Salina estreou no Rio de Janeiro em fevereiro de 2015 com enorme sucesso de crítica e público. A peça é a mais nova criação do Amok Teatro. Com direção de Ana Teixeira e Stephane Brodt e texto do autor francês Laurent Gaudé, Salina propõe um mergulho numa África ancestral, através de uma história atemporal e universal, sobre exílio ódio e perdão.

Sinopse:
Salina conta a saga da personagem que dá nome ao espetáculo. Casada à força e violada por seu marido, ela dá à luz Mumuyê Djimba, um filho que ela detesta tanto quanto o pai. Acusada de deixar o esposo morrer agonizante num campo de batalha, Salina é banida de sua cidade. Exilada no deserto, ela alimenta seu desejo de vingança. Da sua ira, nasce Kwane, que trava uma guerra com seu irmão, Djimba, até que uma reviravolta surpreendente acontece no destino de Salina.
Inédita no Brasil, a obra é composta por elementos da tragédia grega e da epopeia africana, onde encontramos o épico, as paixões, o combate e a parte sombria do indivíduo.
Criado pelo Amok Teatro, o espetáculo Salina foi concebido a partir de um projeto que envolveu diversas etapas: formação de atores, pesquisa de linguagem cênica, além de intercâmbios e ensaios. Durante o período de formação, a sede do grupo em Botafogo foi um lugar de convergência e trocas de experiências entre atores vindos das mais diversas regiões da cidade do Rio de Janeiro. Depois dessa etapa, dez atores e um músico integraram o Amok e iniciaram uma pesquisa cênica apoiada em diferentes culturas africanas e afro-brasileiras (em particular, o Congado e o Candomblé). O grupo realizou dois encontros com mestre Jorge Antônio dos Santos, mestre de tambor do Congado dos Arturos de Minas Gerais, com quem abordaram, além dos cantos e ritmos dessa tradição, questões como religiosidade e ancestralidade. Salina é resultado de um longo processo de imersão que ultrapassou o âmbito da estética e gerou espaços de deslocamentos, de trocas e de reflexão.

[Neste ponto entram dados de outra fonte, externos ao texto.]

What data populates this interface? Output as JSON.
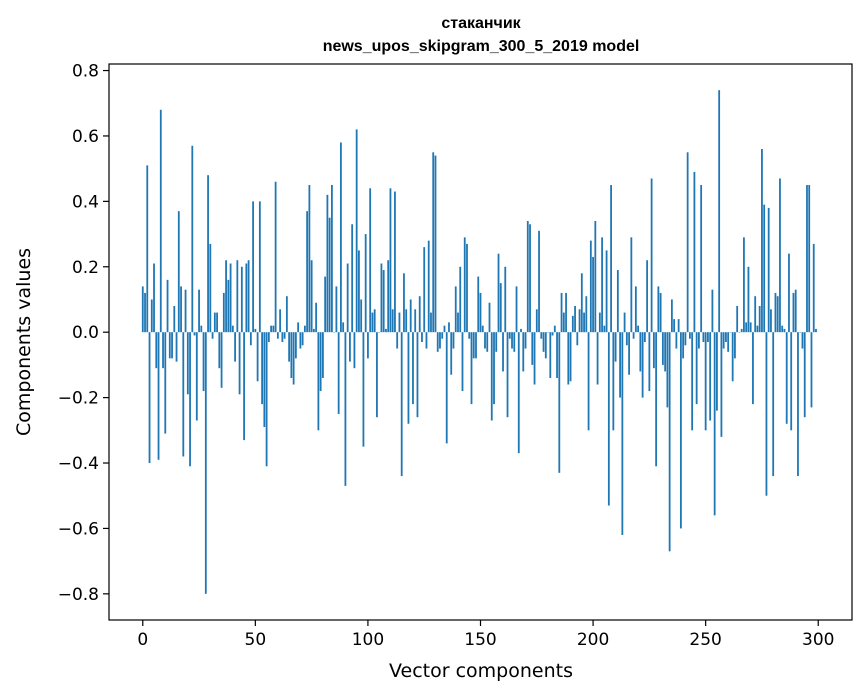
{
  "chart_data": {
    "type": "bar",
    "title": [
      "стаканчик",
      "news_upos_skipgram_300_5_2019 model"
    ],
    "xlabel": "Vector components",
    "ylabel": "Components values",
    "xlim": [
      -15,
      315
    ],
    "ylim": [
      -0.88,
      0.82
    ],
    "x_ticks": [
      0,
      50,
      100,
      150,
      200,
      250,
      300
    ],
    "x_tick_labels": [
      "0",
      "50",
      "100",
      "150",
      "200",
      "250",
      "300"
    ],
    "y_ticks": [
      -0.8,
      -0.6,
      -0.4,
      -0.2,
      0.0,
      0.2,
      0.4,
      0.6,
      0.8
    ],
    "y_tick_labels": [
      "−0.8",
      "−0.6",
      "−0.4",
      "−0.2",
      "0.0",
      "0.2",
      "0.4",
      "0.6",
      "0.8"
    ],
    "grid": false,
    "bar_color": "#1f77b4",
    "x": "0..299",
    "values": [
      0.14,
      0.12,
      0.51,
      -0.4,
      0.1,
      0.21,
      -0.11,
      -0.39,
      0.68,
      -0.11,
      -0.31,
      0.16,
      -0.08,
      -0.08,
      0.08,
      -0.09,
      0.37,
      0.14,
      -0.38,
      0.13,
      -0.19,
      -0.41,
      0.57,
      -0.01,
      -0.27,
      0.13,
      0.02,
      -0.18,
      -0.8,
      0.48,
      0.27,
      -0.02,
      0.06,
      0.06,
      -0.11,
      -0.17,
      0.12,
      0.22,
      0.16,
      0.21,
      0.02,
      -0.09,
      0.22,
      -0.19,
      0.2,
      -0.33,
      0.21,
      0.22,
      -0.04,
      0.4,
      0.01,
      -0.15,
      0.4,
      -0.22,
      -0.29,
      -0.41,
      -0.03,
      0.02,
      0.02,
      0.46,
      -0.02,
      0.07,
      -0.03,
      -0.02,
      0.11,
      -0.09,
      -0.14,
      -0.16,
      -0.08,
      0.03,
      -0.05,
      -0.04,
      0.02,
      0.37,
      0.45,
      0.22,
      0.01,
      0.09,
      -0.3,
      -0.18,
      -0.14,
      0.17,
      0.42,
      0.35,
      0.45,
      0.0,
      0.14,
      -0.25,
      0.58,
      0.03,
      -0.47,
      0.21,
      -0.09,
      0.33,
      -0.11,
      0.62,
      0.25,
      0.1,
      -0.35,
      0.3,
      -0.08,
      0.44,
      0.06,
      0.07,
      -0.26,
      0.0,
      0.21,
      0.19,
      0.01,
      0.22,
      0.44,
      0.07,
      0.43,
      -0.05,
      0.06,
      -0.44,
      0.18,
      0.07,
      -0.28,
      0.1,
      -0.22,
      0.07,
      -0.26,
      0.11,
      -0.03,
      0.26,
      -0.05,
      0.28,
      0.06,
      0.55,
      0.54,
      -0.06,
      -0.05,
      -0.02,
      0.02,
      -0.34,
      0.03,
      -0.13,
      -0.05,
      0.14,
      0.06,
      0.2,
      -0.18,
      0.29,
      0.27,
      -0.02,
      -0.22,
      -0.08,
      -0.08,
      0.17,
      0.12,
      0.02,
      -0.05,
      -0.06,
      0.09,
      -0.27,
      -0.22,
      -0.06,
      0.24,
      0.15,
      -0.12,
      0.2,
      -0.26,
      -0.02,
      -0.05,
      -0.06,
      0.14,
      -0.37,
      0.01,
      -0.12,
      -0.05,
      0.34,
      0.33,
      -0.1,
      -0.16,
      0.07,
      0.31,
      -0.02,
      -0.06,
      -0.08,
      0.0,
      -0.14,
      -0.01,
      0.02,
      -0.14,
      -0.43,
      0.12,
      0.06,
      0.12,
      -0.16,
      -0.15,
      0.05,
      0.08,
      -0.04,
      0.07,
      0.18,
      0.06,
      0.11,
      -0.3,
      0.28,
      0.23,
      0.34,
      -0.16,
      0.06,
      0.29,
      0.02,
      0.25,
      -0.53,
      0.45,
      -0.3,
      -0.09,
      0.19,
      -0.2,
      -0.62,
      0.06,
      -0.04,
      -0.13,
      0.29,
      -0.02,
      0.14,
      0.02,
      -0.12,
      -0.2,
      -0.03,
      0.22,
      -0.18,
      0.47,
      -0.11,
      -0.41,
      0.14,
      0.12,
      -0.1,
      -0.12,
      -0.23,
      -0.67,
      0.1,
      0.04,
      -0.05,
      0.04,
      -0.6,
      -0.08,
      -0.04,
      0.55,
      -0.02,
      -0.3,
      0.49,
      -0.22,
      -0.05,
      0.45,
      -0.03,
      -0.3,
      -0.03,
      -0.27,
      0.13,
      -0.56,
      -0.24,
      0.74,
      -0.32,
      -0.05,
      -0.03,
      -0.06,
      0.0,
      -0.15,
      -0.08,
      0.08,
      0.0,
      0.01,
      0.29,
      0.03,
      0.2,
      0.03,
      -0.22,
      0.11,
      0.02,
      0.08,
      0.56,
      0.39,
      -0.5,
      0.38,
      0.07,
      -0.44,
      0.12,
      0.11,
      0.47,
      0.02,
      0.01,
      -0.28,
      0.24,
      -0.3,
      0.12,
      0.13,
      -0.44,
      0.0,
      -0.05,
      -0.26,
      0.45,
      0.45,
      -0.23,
      0.27,
      0.01
    ]
  }
}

“A obra de Laurent Gaudé permitiu a criação de um território simbólico, uma África imaginária, construída a partir de uma identidade mestiça, da confluência de diversas culturas de raiz africana e das diferentes visões e trocas que surgiram no decorrer do projeto”, explica Ana Teixeira.

Os espetáculos do Amok trazem questões contemporâneas sem perder de vista a afirmação da cena como um espaço cerimonial. Merece destaque o trabalho anterior: A Trilogia da Guerra. O projeto abordou sobre 3 diferentes guerras com 3 linguagens cênicas distintas, circulou por 65 cidades do Brasil e esteve recentemente em turnê na China, onde o grupo retorna este ano, para mais uma turnê, após passar pela África do Sul em julho.
“Com Salina, o Amok abre um novo ciclo de pesquisa, sempre centrada no trabalho do ator. Se na Trilogia da Guerra investigamos as relações entre o teatro e o real, com salina, investigamos as relações entre teatro e rito”, conclui Stephane Brodt.